Monday, February 8, 2010

Empty spaces


















I try so hard to fill the empty spaces. It's almost an instinct. Where there is the slightest discomfort, a cold wind blowing on my nakedness, I look for a door to shut or frantically look for something to stuff the hole. I hate the cold and I'm naked underneath. I'm always buying "clothes" to cover up that nakedness. They don't keep me warm enough, in other words, they are useless. I miss my mom, I miss my great grandmother - throughout my life there have been holes that have opened up, and I don't want to feel the extent of that loss. The holes just go too deep. That started the habit of trying to cover them up, but like a sinkhole - everything I used got sucked into the hole and disappeared. Yes, I've been breaking apart at the seams. I am running around with bandaids following every tear. I read somewhere this morning, that in order to transform, I have to be willing to break apart. Willing, I am not. It is amazing though, that saying, "When the student is ready, the teacher will appear!" I started writing about these holes and in my inbox came newsletter with an article about "Breaking Open". My life has been dragging me to this place of new freedom, it can't take me any further without my willing cooperation.
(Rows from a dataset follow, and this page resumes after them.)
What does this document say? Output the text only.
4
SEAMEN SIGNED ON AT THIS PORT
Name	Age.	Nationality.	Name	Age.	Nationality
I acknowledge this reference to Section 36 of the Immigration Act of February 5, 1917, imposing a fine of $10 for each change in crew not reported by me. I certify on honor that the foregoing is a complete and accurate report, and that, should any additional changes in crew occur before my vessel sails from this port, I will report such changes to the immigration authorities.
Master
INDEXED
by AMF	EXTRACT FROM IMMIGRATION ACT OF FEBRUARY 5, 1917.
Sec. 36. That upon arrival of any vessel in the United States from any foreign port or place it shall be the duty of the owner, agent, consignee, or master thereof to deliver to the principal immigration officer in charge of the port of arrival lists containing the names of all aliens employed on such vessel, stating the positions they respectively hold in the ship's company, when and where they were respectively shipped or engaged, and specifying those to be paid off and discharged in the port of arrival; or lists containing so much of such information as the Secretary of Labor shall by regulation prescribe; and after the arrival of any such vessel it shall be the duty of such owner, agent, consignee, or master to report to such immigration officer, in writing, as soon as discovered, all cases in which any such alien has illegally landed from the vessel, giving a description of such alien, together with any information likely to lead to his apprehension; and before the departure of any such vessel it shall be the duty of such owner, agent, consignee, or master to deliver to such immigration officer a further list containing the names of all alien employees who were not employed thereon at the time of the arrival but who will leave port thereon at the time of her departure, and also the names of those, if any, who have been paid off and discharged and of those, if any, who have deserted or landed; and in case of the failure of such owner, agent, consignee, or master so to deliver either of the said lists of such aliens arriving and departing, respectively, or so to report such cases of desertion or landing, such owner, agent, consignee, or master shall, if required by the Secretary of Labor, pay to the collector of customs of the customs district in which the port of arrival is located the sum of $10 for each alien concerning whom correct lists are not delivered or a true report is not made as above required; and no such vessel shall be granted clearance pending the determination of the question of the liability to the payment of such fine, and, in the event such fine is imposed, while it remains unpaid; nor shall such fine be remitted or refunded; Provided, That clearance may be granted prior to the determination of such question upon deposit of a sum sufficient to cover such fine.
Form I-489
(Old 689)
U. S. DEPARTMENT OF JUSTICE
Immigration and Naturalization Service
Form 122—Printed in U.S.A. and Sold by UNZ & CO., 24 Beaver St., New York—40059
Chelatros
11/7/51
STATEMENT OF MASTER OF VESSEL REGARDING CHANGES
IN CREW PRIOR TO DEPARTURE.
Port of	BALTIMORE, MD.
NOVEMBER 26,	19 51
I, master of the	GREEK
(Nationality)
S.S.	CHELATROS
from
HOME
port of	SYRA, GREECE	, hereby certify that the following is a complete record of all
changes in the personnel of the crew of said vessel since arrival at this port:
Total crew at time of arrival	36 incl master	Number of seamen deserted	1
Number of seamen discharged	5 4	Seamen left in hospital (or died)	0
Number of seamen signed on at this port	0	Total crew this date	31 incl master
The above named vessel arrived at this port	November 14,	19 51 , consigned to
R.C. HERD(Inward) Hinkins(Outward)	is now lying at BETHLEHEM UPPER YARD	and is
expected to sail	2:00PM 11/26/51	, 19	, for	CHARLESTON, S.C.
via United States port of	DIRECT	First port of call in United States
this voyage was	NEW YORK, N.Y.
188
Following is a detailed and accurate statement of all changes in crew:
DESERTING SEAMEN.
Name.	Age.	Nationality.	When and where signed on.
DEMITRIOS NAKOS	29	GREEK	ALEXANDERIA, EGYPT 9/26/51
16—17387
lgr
Just like in that article by Liz Rotundo on the www.thechangeblog.com/broken-heart/, I want to become that person locked inside me! And I have to free her. Like a bomb exploding in my head, this statement blew my mind, and I quote - "I suddenly understood that for so many years, I believed that the person inside me should be fully formed and know WHO she was and WHERE her life would take her. In this incredible moment of clarity, I accepted that it’s ok to let her free now even though she is not yet fully formed. I knew that, once free, she’d find her way. And I was, in that instant, completely open to the possibilities." I'm ready to embrace ME through self love and gentleness.

Last night I decided I wanted to participate in the radical self love project, directed by my superhero, Galadarling. You rock.